Please contact us of Claims of copyright infringement. Copyright owners and agents acknowledge that failure to comply with all of the requirements of the foregoing may result in an invalidity of the DMCA notice.

13.  CHANGES TO THIS AGREEMENT

We reserve the right to change, modify, add, or remove portions of this Agreement at any time without prior notice. If you have any questions, or would like further clarification, please contact us. Any changes to this Agreement will be communicated on this page.

PUBLISHER PROGRAM POLICIES

1.     Your Obligations. If you choose to implement or facilitate the implementation of any of the Services or Content on a Property, you also agree to the Publisher Guidelines and Policies identified below:

(a)  Your Property must be approved in writing before you can use the Services or display the Content.

(b)  You agree not to cache any Content provided through the Services. Content served to Properties accessed through a mobile browser may not be pre-cached, cached, or stored in any fashion. Such Content must be requested dynamically and, on Properties designed for viewing on mobile devices, be refreshed when the page is refreshed.

(c)   You agree to display Content in the order at which it is served by the Services.

(d)  You may not truncate, partially display, or change the coding of any tags provided through the Services.

(e)   You agree to use the Services on only approved Properties and you will not assign any right to or syndicate the Services.

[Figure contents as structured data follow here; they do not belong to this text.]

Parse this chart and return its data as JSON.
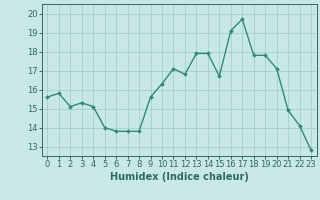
{
  "x": [
    0,
    1,
    2,
    3,
    4,
    5,
    6,
    7,
    8,
    9,
    10,
    11,
    12,
    13,
    14,
    15,
    16,
    17,
    18,
    19,
    20,
    21,
    22,
    23
  ],
  "y": [
    15.6,
    15.8,
    15.1,
    15.3,
    15.1,
    14.0,
    13.8,
    13.8,
    13.8,
    15.6,
    16.3,
    17.1,
    16.8,
    17.9,
    17.9,
    16.7,
    19.1,
    19.7,
    17.8,
    17.8,
    17.1,
    14.9,
    14.1,
    12.8
  ],
  "line_color": "#2e8b74",
  "marker": "D",
  "marker_size": 2.0,
  "linewidth": 1.0,
  "background_color": "#c8e8e8",
  "grid_color": "#a0c8c8",
  "xlabel": "Humidex (Indice chaleur)",
  "xlim": [
    -0.5,
    23.5
  ],
  "ylim": [
    12.5,
    20.5
  ],
  "yticks": [
    13,
    14,
    15,
    16,
    17,
    18,
    19,
    20
  ],
  "xticks": [
    0,
    1,
    2,
    3,
    4,
    5,
    6,
    7,
    8,
    9,
    10,
    11,
    12,
    13,
    14,
    15,
    16,
    17,
    18,
    19,
    20,
    21,
    22,
    23
  ],
  "xlabel_fontsize": 7.0,
  "tick_fontsize": 6.0,
  "axis_color": "#2e6b5e"
}
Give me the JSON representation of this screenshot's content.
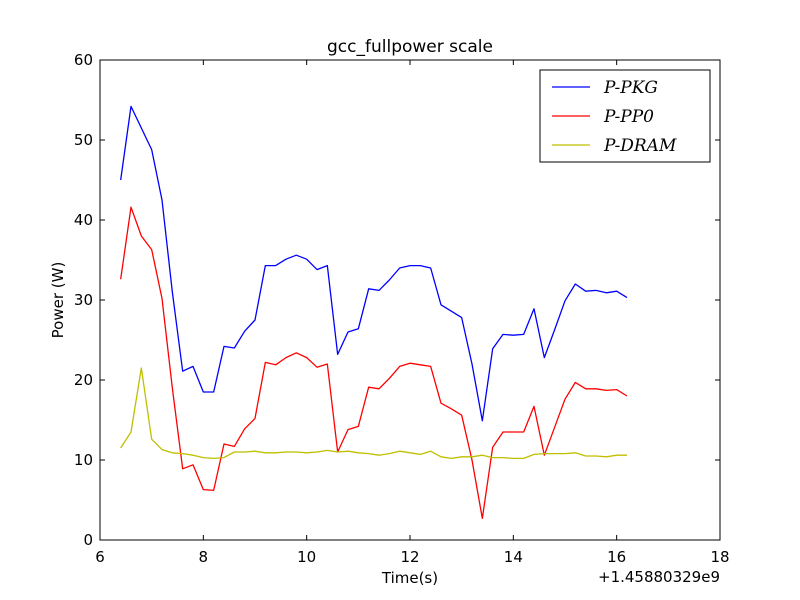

2.     Abuse of Services. Unless specifically allowed in this Agreement, you will not authorize, permit, enable or engage in any of the following: (a) generation of impressions by any automated or fraudulent means; (b) generation of impressions or results by using misleading or incented means, including: (1) requiring a user to click to receive some other benefit, obtain some other result, or perform another function (such as leaving a page or closing a window); (2) clicking on the Content except in the course of normal individual use; or (3) offering a user any inducement of any kind to click on the Content; (c) unauthorized implementations, including: (1) use, display, syndication, sublicensing or delivery of the Content anywhere other than on your Property; (2) placing Content on or after 404 or other error messages; (3) placing Content in pop-ups or pop-unders, exit windows, expanding buttons, animation, or other similar methods; or (4) using a software application that is downloaded to a user's computer to drive traffic to any Property on which the Content appears unless the application has been formally approved or given permission by the user; (d) adding, deleting or changing terms or characters of an ad tag unless explicitly permitted by us; (e) displaying anything that may obscure any portion of the Content in whole or in part; or (f) installing any program on a user's computer or replacing a user's home page, without the user's express and informed prior consent.

3.     Restrictions. You agree not to display Content on any Property that promotes or displays any of the following content: (a) pornography; (b) violence; (c) racial intolerance or advocacy against any individual, group, or organization; (d) excessive profanity; (e) hacking or cracking; (f) illicit drugs and drug paraphernalia; (g) sale of alcohol, tobacco, or tobacco-related products; or (h) the sale of weapons or ammunition.

We reserve the right to immediately terminate your access to the Services and Content if you violate any provision of the Publisher Program Policies and any revenue that you accumulate while in violation of any requirement of the Publisher Program Policies may be adjusted, excluded, or clawed back.

The Answer Media Publisher Terms of Service was last updated on August 5, 2016.